The breed originated from São Miguel Island in the Azores, and has links to the extinct Terceira Mastiff from neighbouring Terceira Island. Its existence has been documented since the early 19th century.

A breed standard was developed and first published in 1984. This standard was recognised internationally in 1995 when the standard was published by the FCI, with the English name Saint Miguel Cattle Dog. Although described (and formerly used) as a cattle dog, the breed is actually a mastiff, and is thus recognised by the FCI in its "Group 2, Section 2, Molossoid breeds" as breed number 340.

Traditionally, the tail is docked, and the ears cropped and rounded off on top, although these practices are now illegal in many areas.

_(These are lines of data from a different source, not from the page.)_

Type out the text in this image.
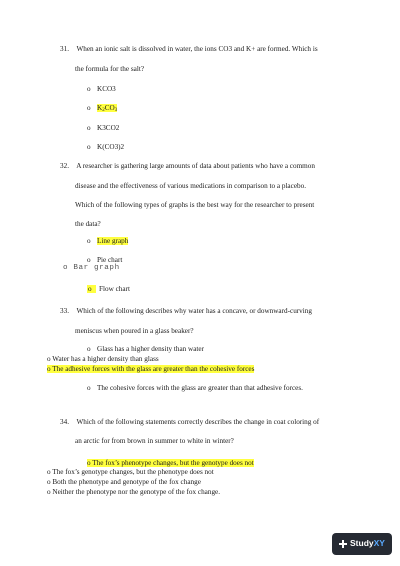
31. When an ionic salt is dissolved in water, the ions CO3 and K+ are formed. Which is
the formula for the salt?
o KCO3
o $K_2CO_3$
o K3CO2
o K(CO3)2
32. A researcher is gathering large amounts of data about patients who have a common
disease and the effectiveness of various medications in comparison to a placebo.
Which of the following types of graphs is the best way for the researcher to present
the data?
o Line graph
o Pie chart
o Bar graph
o Flow chart
33. Which of the following describes why water has a concave, or downward-curving
meniscus when poured in a glass beaker?
o Glass has a higher density than water
o Water has a higher density than glass
o The adhesive forces with the glass are greater than the cohesive forces
o The cohesive forces with the glass are greater than that adhesive forces.
34. Which of the following statements correctly describes the change in coat coloring of
an arctic for from brown in summer to white in winter?
o The fox’s phenotype changes, but the genotype does not
o The fox’s genotype changes, but the phenotype does not
o Both the phenotype and genotype of the fox change
o Neither the phenotype nor the genotype of the fox change.
StudyXY
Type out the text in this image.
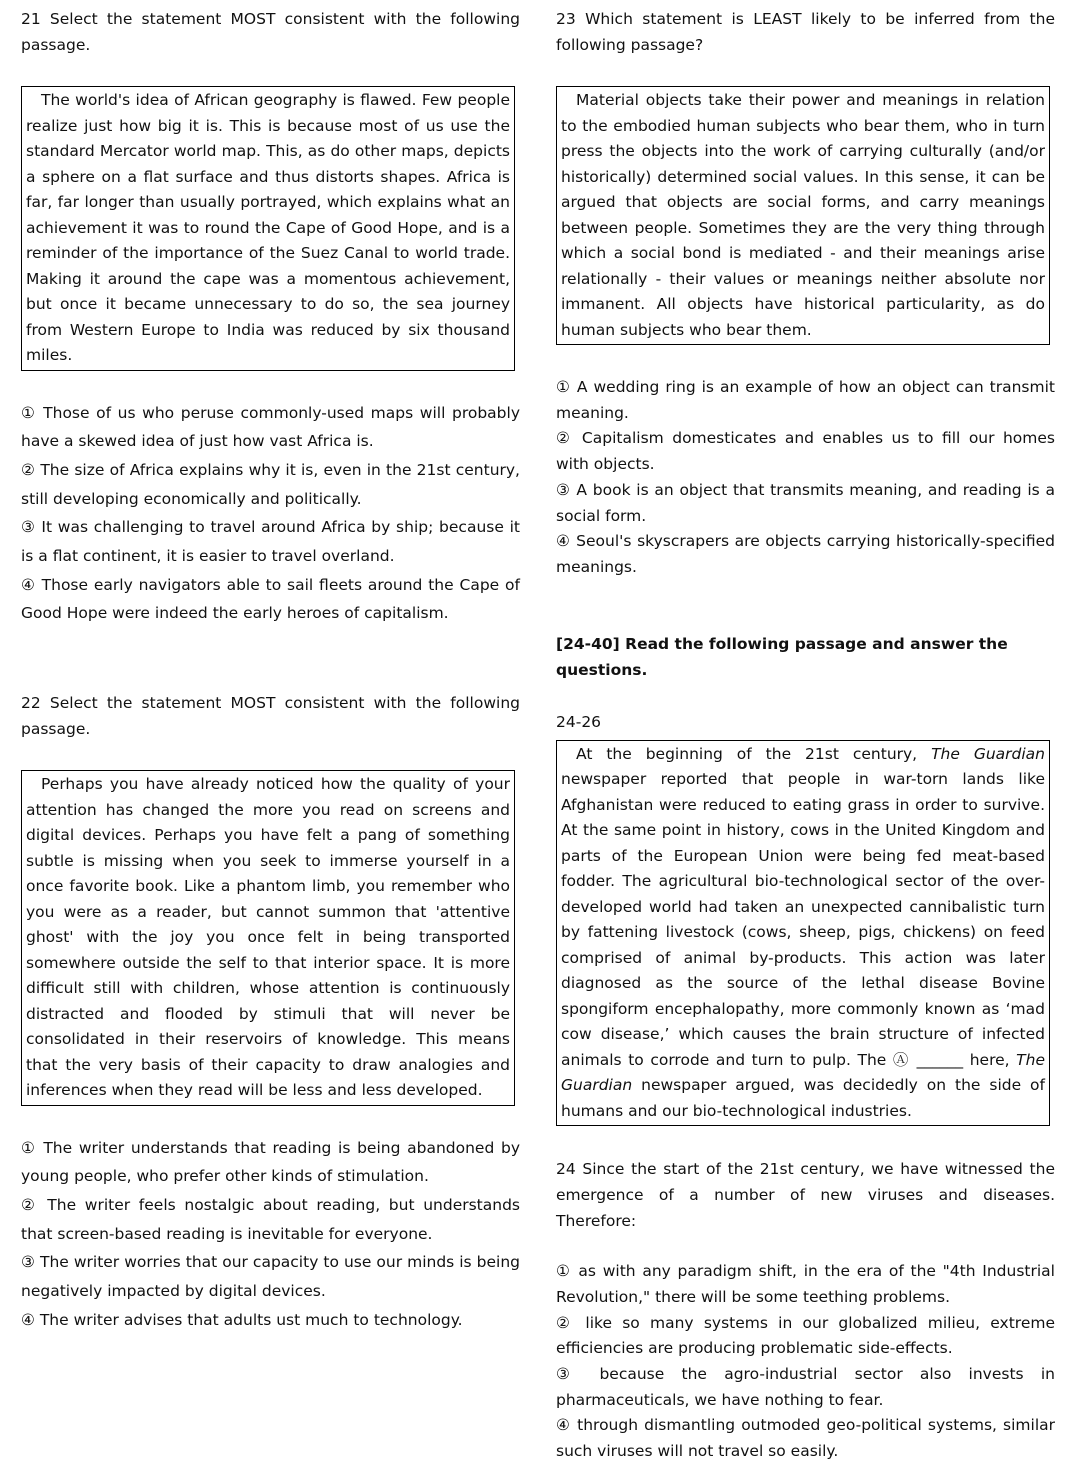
21 Select the statement MOST consistent with the following passage.

The world's idea of African geography is flawed. Few people realize just how big it is. This is because most of us use the standard Mercator world map. This, as do other maps, depicts a sphere on a flat surface and thus distorts shapes. Africa is far, far longer than usually portrayed, which explains what an achievement it was to round the Cape of Good Hope, and is a reminder of the importance of the Suez Canal to world trade. Making it around the cape was a momentous achievement, but once it became unnecessary to do so, the sea journey from Western Europe to India was reduced by six thousand miles.

① Those of us who peruse commonly-used maps will probably have a skewed idea of just how vast Africa is.

② The size of Africa explains why it is, even in the 21st century, still developing economically and politically.

③ It was challenging to travel around Africa by ship; because it is a flat continent, it is easier to travel overland.

④ Those early navigators able to sail fleets around the Cape of Good Hope were indeed the early heroes of capitalism.

22 Select the statement MOST consistent with the following passage.

Perhaps you have already noticed how the quality of your attention has changed the more you read on screens and digital devices. Perhaps you have felt a pang of something subtle is missing when you seek to immerse yourself in a once favorite book. Like a phantom limb, you remember who you were as a reader, but cannot summon that 'attentive ghost' with the joy you once felt in being transported somewhere outside the self to that interior space. It is more difficult still with children, whose attention is continuously distracted and flooded by stimuli that will never be consolidated in their reservoirs of knowledge. This means that the very basis of their capacity to draw analogies and inferences when they read will be less and less developed.

① The writer understands that reading is being abandoned by young people, who prefer other kinds of stimulation.

② The writer feels nostalgic about reading, but understands that screen-based reading is inevitable for everyone.

③ The writer worries that our capacity to use our minds is being negatively impacted by digital devices.

④ The writer advises that adults ust much to technology.

23 Which statement is LEAST likely to be inferred from the following passage?

Material objects take their power and meanings in relation to the embodied human subjects who bear them, who in turn press the objects into the work of carrying culturally (and/or historically) determined social values. In this sense, it can be argued that objects are social forms, and carry meanings between people. Sometimes they are the very thing through which a social bond is mediated - and their meanings arise relationally - their values or meanings neither absolute nor immanent. All objects have historical particularity, as do human subjects who bear them.

① A wedding ring is an example of how an object can transmit meaning.

② Capitalism domesticates and enables us to fill our homes with objects.

③ A book is an object that transmits meaning, and reading is a social form.

④ Seoul's skyscrapers are objects carrying historically-specified meanings.

[24-40] Read the following passage and answer the questions.

24-26

At the beginning of the 21st century, The Guardian newspaper reported that people in war-torn lands like Afghanistan were reduced to eating grass in order to survive. At the same point in history, cows in the United Kingdom and parts of the European Union were being fed meat-based fodder. The agricultural bio-technological sector of the over-developed world had taken an unexpected cannibalistic turn by fattening livestock (cows, sheep, pigs, chickens) on feed comprised of animal by-products. This action was later diagnosed as the source of the lethal disease Bovine spongiform encephalopathy, more commonly known as ‘mad cow disease,’ which causes the brain structure of infected animals to corrode and turn to pulp. The Ⓐ ______ here, The Guardian newspaper argued, was decidedly on the side of humans and our bio-technological industries.

24 Since the start of the 21st century, we have witnessed the emergence of a number of new viruses and diseases. Therefore:

① as with any paradigm shift, in the era of the "4th Industrial Revolution," there will be some teething problems.

② like so many systems in our globalized milieu, extreme efficiencies are producing problematic side-effects.

③ because the agro-industrial sector also invests in pharmaceuticals, we have nothing to fear.

④ through dismantling outmoded geo-political systems, similar such viruses will not travel so easily.
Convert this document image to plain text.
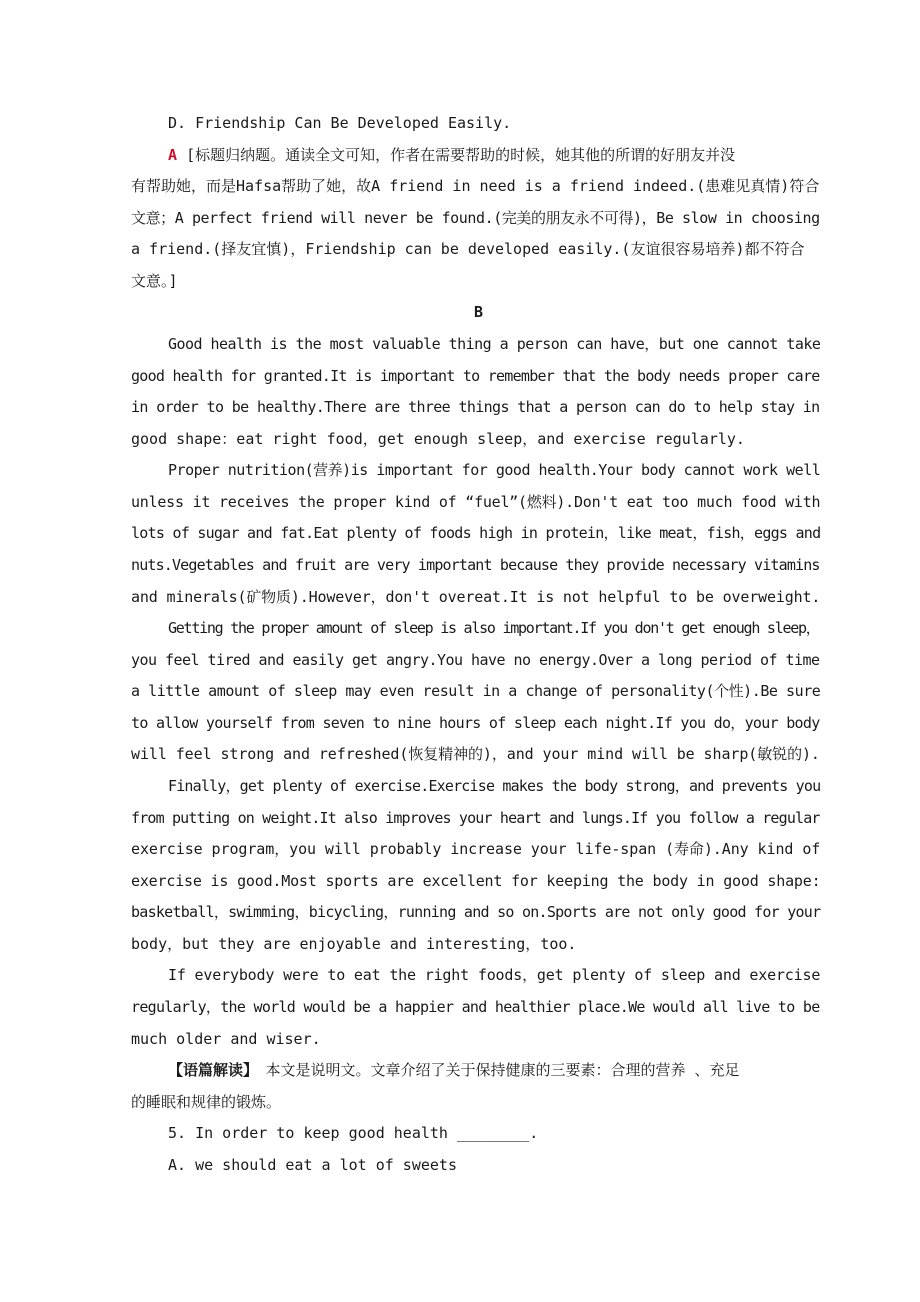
D. Friendship Can Be Developed Easily.
A [标题归纳题。通读全文可知，作者在需要帮助的时候，她其他的所谓的好朋友并没
有帮助她，而是Hafsa帮助了她，故A friend in need is a friend indeed.(患难见真情)符合
文意；A perfect friend will never be found.(完美的朋友永不可得)，Be slow in choosing
a friend.(择友宜慎)，Friendship can be developed easily.(友谊很容易培养)都不符合
文意。]
B
Good health is the most valuable thing a person can have，but one cannot take
good health for granted.It is important to remember that the body needs proper care
in order to be healthy.There are three things that a person can do to help stay in
good shape：eat right food，get enough sleep，and exercise regularly.
Proper nutrition(营养)is important for good health.Your body cannot work well
unless it receives the proper kind of “fuel”(燃料).Don't eat too much food with
lots of sugar and fat.Eat plenty of foods high in protein，like meat，fish，eggs and
nuts.Vegetables and fruit are very important because they provide necessary vitamins
and minerals(矿物质).However，don't overeat.It is not helpful to be overweight.
Getting the proper amount of sleep is also important.If you don't get enough sleep，
you feel tired and easily get angry.You have no energy.Over a long period of time
a little amount of sleep may even result in a change of personality(个性).Be sure
to allow yourself from seven to nine hours of sleep each night.If you do，your body
will feel strong and refreshed(恢复精神的)，and your mind will be sharp(敏锐的).
Finally，get plenty of exercise.Exercise makes the body strong，and prevents you
from putting on weight.It also improves your heart and lungs.If you follow a regular
exercise program，you will probably increase your life-span (寿命).Any kind of
exercise is good.Most sports are excellent for keeping the body in good shape:
basketball，swimming，bicycling，running and so on.Sports are not only good for your
body，but they are enjoyable and interesting，too.
If everybody were to eat the right foods，get plenty of sleep and exercise
regularly，the world would be a happier and healthier place.We would all live to be
much older and wiser.
【语篇解读】　本文是说明文。文章介绍了关于保持健康的三要素：合理的营养 、充足
的睡眠和规律的锻炼。
5. In order to keep good health ________.
A. we should eat a lot of sweets
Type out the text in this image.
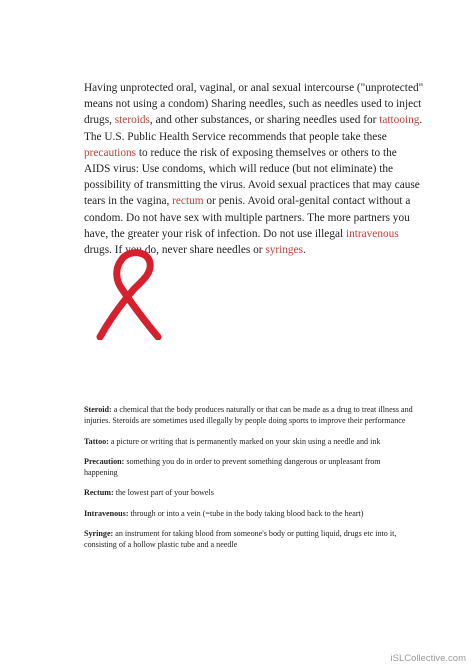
Having unprotected oral, vaginal, or anal sexual intercourse ("unprotected" means not using a condom) Sharing needles, such as needles used to inject drugs, steroids, and other substances, or sharing needles used for tattooing. The U.S. Public Health Service recommends that people take these precautions to reduce the risk of exposing themselves or others to the AIDS virus: Use condoms, which will reduce (but not eliminate) the possibility of transmitting the virus. Avoid sexual practices that may cause tears in the vagina, rectum or penis. Avoid oral-genital contact without a condom. Do not have sex with multiple partners. The more partners you have, the greater your risk of infection. Do not use illegal intravenous drugs. If you do, never share needles or syringes.

Steroid: a chemical that the body produces naturally or that can be made as a drug to treat illness and injuries. Steroids are sometimes used illegally by people doing sports to improve their performance

Tattoo: a picture or writing that is permanently marked on your skin using a needle and ink

Precaution: something you do in order to prevent something dangerous or unpleasant from happening

Rectum: the lowest part of your bowels

Intravenous: through or into a vein (=tube in the body taking blood back to the heart)

Syringe: an instrument for taking blood from someone's body or putting liquid, drugs etc into it, consisting of a hollow plastic tube and a needle

iSLCollective.com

Today, dogs from São Miguel are exported to North America and other areas of the world where they are bred and promoted for the rare breed market. Minor kennel clubs, and registries maintained by individual breeders, write their own versions of the breed standard, which may vary from the breed standard developed on the island of São Miguel and recognised internationally by the FCI. Dogs of the breed may be sold under the original breed name, cão de fila de São Miguel, or any of the many translations and versions of the name in various languages. The breed is known as the Azores Cattle Dog in the U.S. and England.

== Temperament ==
Although the breed is a medium-sized working dog in origin, the actual suitability of an individual dog for a particular kind of work may depend on the quality of early training. This breed is said to be intelligent and to bond strongly with its keepers and to generally be gentle, even docile, when trained well. However, temperaments of individual dogs may vary greatly.

===Activities===
Saint Miguel Cattle Dogs can compete in dog agility trials, obedience, flyball, tracking, and herding events. Herding instincts and trainability can be measured at non-competitive herding tests. Individuals exhibiting basic herding instincts can be trained to compete in herding trials.

== Health ==
Specimens from Portugal have no documented health problems, but dogs bred elsewhere are often bred to be very oversized for the breed (over 60 cm/23.6 in and 35 kg/77 lb) and may suffer ailments particular to deep-chested, very large dogs, such as bloat.